BRUCE CRUMMY / THE ASSOCIATED PRESS Enlarge Image

A fireball goes up at the site of an oil train derailment in Casselton, N.D. The 2,400 residents have been urged to evacuate.

CASSELTON, N.D. -- Authorities urged residents to evacuate a small North Dakota town Monday night after a 1.6-kilometre-long train carrying crude oil derailed outside of town, shaking residents with a series of explosions that sent flames and black smoke skyward.

The Cass County sheriff's office said it was "strongly recommending" people in the town of Casselton and anyone living eight kilometres to the south and east evacuate. A shelter has been set up in Fargo, which is about 40 km away. Casselton has about 2,400 residents.

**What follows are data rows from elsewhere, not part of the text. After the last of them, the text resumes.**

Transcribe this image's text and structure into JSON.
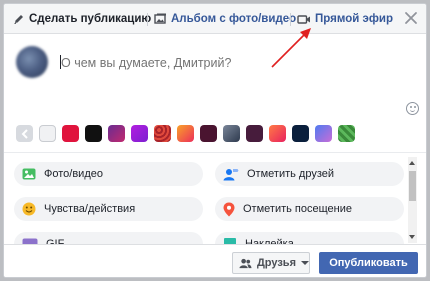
{
  "header": {
    "tabs": [
      {
        "label": "Сделать публикацию",
        "icon": "pencil-icon"
      },
      {
        "label": "Альбом с фото/видео",
        "icon": "album-icon"
      },
      {
        "label": "Прямой эфир",
        "icon": "video-camera-icon"
      }
    ],
    "close_icon": "close-icon"
  },
  "composer": {
    "placeholder": "О чем вы думаете, Дмитрий?"
  },
  "background_swatches": {
    "colors": [
      "#e4e6eb",
      "#e0143d",
      "#111111",
      "#6a2c91",
      "#b21fe0",
      "#b1322e",
      "#f05a2a",
      "#4a1430",
      "#3c4a5e",
      "#471c3c",
      "#f0405a",
      "#0a1f3c",
      "#4f7bf0",
      "#3a8a3a"
    ]
  },
  "options": [
    {
      "label": "Фото/видео",
      "icon": "photo-icon",
      "color": "#45bd62"
    },
    {
      "label": "Отметить друзей",
      "icon": "tag-friends-icon",
      "color": "#1877f2"
    },
    {
      "label": "Чувства/действия",
      "icon": "feeling-icon",
      "color": "#f7b928"
    },
    {
      "label": "Отметить посещение",
      "icon": "location-pin-icon",
      "color": "#f5533d"
    },
    {
      "label": "GIF",
      "icon": "gif-icon",
      "color": "#8c72cb"
    },
    {
      "label": "Наклейка",
      "icon": "sticker-icon",
      "color": "#2abba7"
    }
  ],
  "footer": {
    "audience_label": "Друзья",
    "publish_label": "Опубликовать"
  },
  "colors": {
    "brand": "#4267b2",
    "link": "#365899",
    "annotation_arrow": "#e02020"
  }
}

The sheriff's office said the National Weather Service was forecasting a shift in the weather that could increase the risk of potential health hazards.

"That's going to put the plume right over the top of Casselton," Cass County Sheriff Paul Laney said at a news briefing.

As many as 10 cars out of more than 100 caught fire when the BNSF Railway Co. train left the tracks about 2:30 p.m. Monday. No one was hurt.

The cars were still burning as darkness fell, and authorities said they would be allowed to burn out.

Authorities hadn't yet been able to determine exactly how the derailment happened, but a second train carrying grain was involved. BNSF spokeswoman Amy McBeth said the train carrying grain derailed first, then knocked several cars of the oil train off adjoining tracks.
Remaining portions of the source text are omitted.